I hope you're not blaming yourself, please don't. This is nothing to do with you but my body. You were so selfless and did such an incredibly beautiful thing, I will always be so grateful for the extra time you gave us.

I love Rosewood and I loved raising you there, but I'll be glad to see that you're out of that town for a little while you grieve. Grieving is so normal and I hope you do grieve, but not too long. You have such a long and beautiful life ahead of you and I don't want this to affect you too hard.

I will be with you wherever you go.What your dad said at my funeral is true. My love will never leave.

There are so many things coming up now, prom, graduation, college and I want you to experience all of it.

DO NOT let your dad pressure you into college and what you want to do there.
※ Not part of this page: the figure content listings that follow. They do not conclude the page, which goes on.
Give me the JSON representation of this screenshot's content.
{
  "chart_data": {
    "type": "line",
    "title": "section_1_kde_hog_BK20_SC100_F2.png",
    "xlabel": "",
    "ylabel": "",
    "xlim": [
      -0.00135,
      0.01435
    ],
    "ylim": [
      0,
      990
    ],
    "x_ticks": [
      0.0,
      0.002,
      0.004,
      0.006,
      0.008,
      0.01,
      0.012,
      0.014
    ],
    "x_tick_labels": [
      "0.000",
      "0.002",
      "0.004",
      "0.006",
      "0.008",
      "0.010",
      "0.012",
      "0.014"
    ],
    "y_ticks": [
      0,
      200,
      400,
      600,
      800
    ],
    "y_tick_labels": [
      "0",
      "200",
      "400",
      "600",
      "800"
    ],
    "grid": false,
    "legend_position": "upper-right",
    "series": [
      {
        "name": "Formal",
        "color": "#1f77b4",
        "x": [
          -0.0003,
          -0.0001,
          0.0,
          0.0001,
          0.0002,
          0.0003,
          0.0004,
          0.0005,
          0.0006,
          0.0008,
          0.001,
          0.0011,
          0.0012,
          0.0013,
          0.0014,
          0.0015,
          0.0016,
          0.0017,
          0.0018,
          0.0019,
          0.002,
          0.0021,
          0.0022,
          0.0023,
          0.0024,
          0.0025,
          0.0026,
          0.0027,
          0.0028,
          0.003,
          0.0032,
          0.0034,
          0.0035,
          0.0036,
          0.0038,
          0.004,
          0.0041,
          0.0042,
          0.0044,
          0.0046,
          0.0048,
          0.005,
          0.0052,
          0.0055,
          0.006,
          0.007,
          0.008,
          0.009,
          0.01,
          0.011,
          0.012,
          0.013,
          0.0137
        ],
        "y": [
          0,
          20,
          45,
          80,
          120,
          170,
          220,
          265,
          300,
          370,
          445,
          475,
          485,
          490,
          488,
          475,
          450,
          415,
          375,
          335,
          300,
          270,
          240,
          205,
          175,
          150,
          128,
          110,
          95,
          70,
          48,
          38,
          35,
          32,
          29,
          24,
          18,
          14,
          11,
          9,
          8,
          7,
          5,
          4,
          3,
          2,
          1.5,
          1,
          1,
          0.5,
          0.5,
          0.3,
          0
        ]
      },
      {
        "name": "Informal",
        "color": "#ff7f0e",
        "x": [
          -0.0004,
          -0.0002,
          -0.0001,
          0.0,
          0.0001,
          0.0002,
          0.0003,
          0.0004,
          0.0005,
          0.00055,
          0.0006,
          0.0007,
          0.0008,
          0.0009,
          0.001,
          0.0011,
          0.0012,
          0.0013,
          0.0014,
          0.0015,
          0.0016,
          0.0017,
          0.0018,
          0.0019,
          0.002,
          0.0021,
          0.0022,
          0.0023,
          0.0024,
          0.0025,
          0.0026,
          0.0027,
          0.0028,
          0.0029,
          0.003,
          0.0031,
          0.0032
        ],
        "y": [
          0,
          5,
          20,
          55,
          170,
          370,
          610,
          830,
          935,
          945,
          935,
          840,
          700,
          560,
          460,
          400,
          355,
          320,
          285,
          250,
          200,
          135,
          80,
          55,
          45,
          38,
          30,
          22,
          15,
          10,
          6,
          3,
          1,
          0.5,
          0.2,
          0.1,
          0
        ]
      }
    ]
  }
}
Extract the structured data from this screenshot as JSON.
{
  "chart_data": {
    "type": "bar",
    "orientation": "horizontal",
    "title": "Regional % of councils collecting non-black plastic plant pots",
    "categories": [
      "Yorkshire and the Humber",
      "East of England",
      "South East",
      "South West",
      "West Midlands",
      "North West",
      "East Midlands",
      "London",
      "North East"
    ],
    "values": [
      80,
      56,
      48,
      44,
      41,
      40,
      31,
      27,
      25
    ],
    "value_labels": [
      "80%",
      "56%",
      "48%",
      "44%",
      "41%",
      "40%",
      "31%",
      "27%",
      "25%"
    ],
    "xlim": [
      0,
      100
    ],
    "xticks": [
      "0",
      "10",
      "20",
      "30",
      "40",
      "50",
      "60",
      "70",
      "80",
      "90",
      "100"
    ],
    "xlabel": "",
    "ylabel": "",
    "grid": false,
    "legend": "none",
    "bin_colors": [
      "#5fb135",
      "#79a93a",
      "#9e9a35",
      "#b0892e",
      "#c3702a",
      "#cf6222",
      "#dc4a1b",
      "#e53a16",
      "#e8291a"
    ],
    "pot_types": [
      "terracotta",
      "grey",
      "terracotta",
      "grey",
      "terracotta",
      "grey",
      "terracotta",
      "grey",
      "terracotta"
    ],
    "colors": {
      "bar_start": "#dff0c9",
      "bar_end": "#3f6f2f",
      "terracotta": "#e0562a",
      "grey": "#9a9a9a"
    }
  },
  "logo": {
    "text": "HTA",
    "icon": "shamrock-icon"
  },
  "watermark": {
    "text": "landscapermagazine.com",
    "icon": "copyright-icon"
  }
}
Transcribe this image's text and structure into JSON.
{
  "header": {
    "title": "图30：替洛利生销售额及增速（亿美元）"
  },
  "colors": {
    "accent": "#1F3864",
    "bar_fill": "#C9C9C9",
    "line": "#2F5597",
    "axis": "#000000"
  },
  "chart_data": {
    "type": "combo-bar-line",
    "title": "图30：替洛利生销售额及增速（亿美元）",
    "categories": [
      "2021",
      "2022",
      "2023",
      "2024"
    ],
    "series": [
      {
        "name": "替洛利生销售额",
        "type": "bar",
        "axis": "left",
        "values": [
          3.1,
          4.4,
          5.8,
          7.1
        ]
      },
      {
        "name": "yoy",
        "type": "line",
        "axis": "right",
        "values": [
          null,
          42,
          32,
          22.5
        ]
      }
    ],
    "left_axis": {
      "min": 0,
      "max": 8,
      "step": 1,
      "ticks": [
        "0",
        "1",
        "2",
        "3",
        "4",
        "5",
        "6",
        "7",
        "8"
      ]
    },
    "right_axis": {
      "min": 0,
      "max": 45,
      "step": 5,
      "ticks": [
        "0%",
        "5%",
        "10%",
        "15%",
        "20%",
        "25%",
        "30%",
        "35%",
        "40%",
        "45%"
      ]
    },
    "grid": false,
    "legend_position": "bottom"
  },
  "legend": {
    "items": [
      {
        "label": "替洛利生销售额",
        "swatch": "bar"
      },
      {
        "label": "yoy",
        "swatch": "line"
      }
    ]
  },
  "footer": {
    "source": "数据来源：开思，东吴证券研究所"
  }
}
I've told him to go easy on you, I want you to do what you want.

Also, go to Steph for your prom dress, she has a bunch of ideas.

There's so much I wish I could say to you right now, to make this easier for you. I know how much you're hurting, I do. Please don't push away those around you, you have a habit of doing it.

Your dad is going to need you a lot more than he lets on, so don't argue with him, be patient.

Don't push Logan away either, he's a sweet boy and he loves you very much. For that boy, you are it, I see it in his eyes every time he looks at you. Don't ruin this with him because of your grief, you're allowed to be upset, but hurting him won't make you feel better.